野村誠の作曲日記

作曲家の日記です。ちなみに、野村誠のホームページは、こちらhttp://www.makotonomura.net/

ミステリー音楽の参加型コンサート

えずこホールでのヒューとのワークショップ最終日。3日間のワークショップの内容を、15時からの発表会でプレゼンするため、朝から、観客に向けて上演するために練り上げていく作業をする。

ミステリー音楽に見事な推理をした観客への景品を、各自が持ち寄っていて、ワークショップ参加の子どもたちが、景品コーナーが作ってくれる。

結局、13の謎のうち8つの謎を発表することになった。

現代音楽やコンテンポラリーアートに対して、公共ホールや学校などが、「もっと、一般受けする『わかりやすい』内容にできないのか」と要望が寄せられることが、実は非常に多い。逆に言うと、「わかりにくい」、「わからない」という批判が寄せられることを、恐れている主催者が非常は、決して少なくないと思う。

しかし、今回、ミステリー音楽をやってみて、思ったことなのだが、「わかりやすい」推理小説を人々が楽しむか、というと、そんなことはない。1ページ目を読んで、おおよそ犯人が「わかって」しまうようなミステリーを、最後まで面白く読めるだろうか?ミステリーの場合は、「わからない」から「謎解き」をしようと、読み進めるのだ。そして、探偵が「推理」することと、芸術作品を「解釈」することに共通するのは、「想像力」を働かせることである。

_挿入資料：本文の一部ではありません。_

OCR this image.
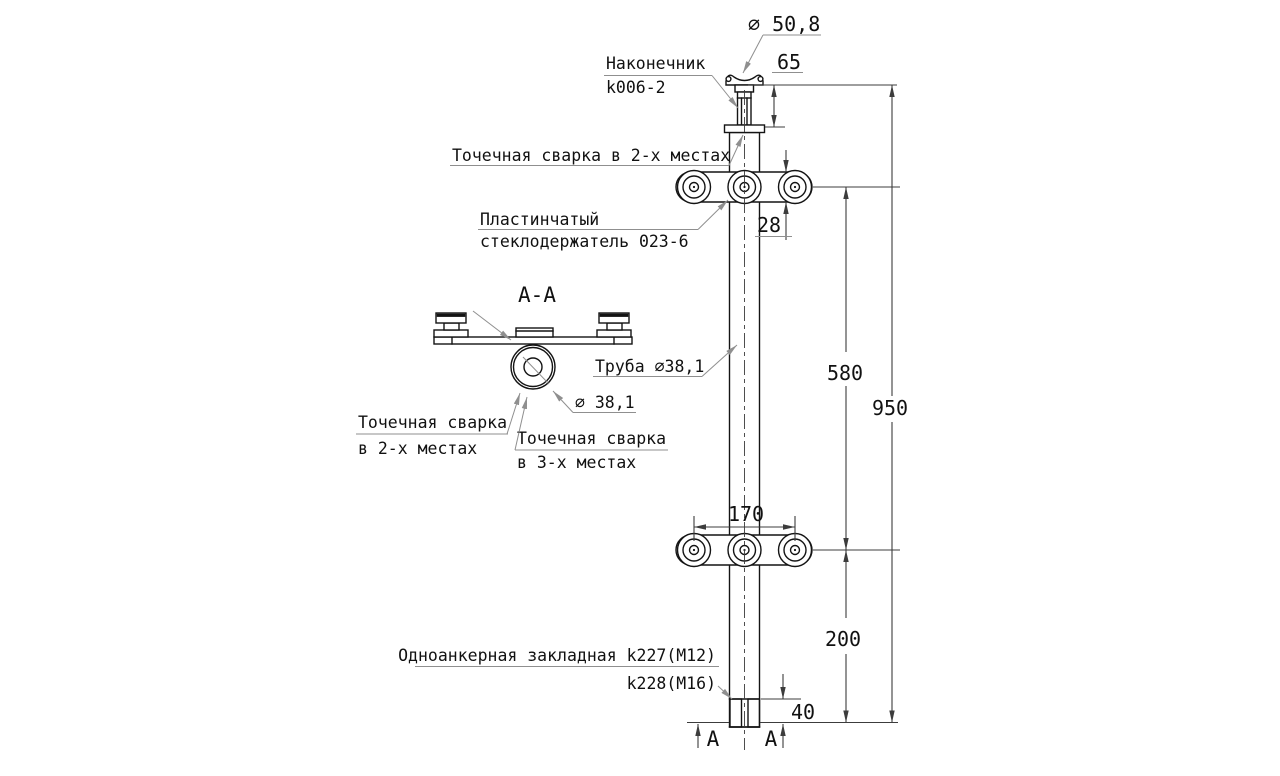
А А
65
28
580
950
170
200
40
∅ 50,8
Наконечник
k006-2
Точечная сварка в 2-х местах
Пластинчатый
стеклодержатель 023-6
Труба ∅38,1
Одноанкерная закладная k227(М12)
k228(М16)
А-А
Точечная сварка
в 2-х местах
Точечная сварка
в 3-х местах
∅ 38,1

例えば、「指紋作曲」の発表では、指紋による4枚の図形楽譜を観客に見せて、これから演奏するのは、どの楽譜を演奏しているか推理してもらった。実際に演奏したあと、観客の8割近くが正解したことに驚いた。こうした推理するポイントを提示することで、パフォーマンスの鑑賞の手がかりになることもあり、鑑賞プログラムとして、ミステリー音楽の可能性を感じた。

正解者には景品が進呈されるのだが、正解することのみが素晴らしいのではない。正解以外に色々と想像したこと、それも「音楽鑑賞」としては、決して間違いではない。むしろ、作者が意図していないことを読み取ること、それは、間違いではなく、「超正解」なのかもしれない。

ヒューとえずこホールに集った方々(東京都や青森県など、遠方からの参加もありました!)と濃密な4日間で、新たな「ミステリー音楽」という考え方が生み出せたこと、これは大きな収穫だった。みなさん、本当にありがとう。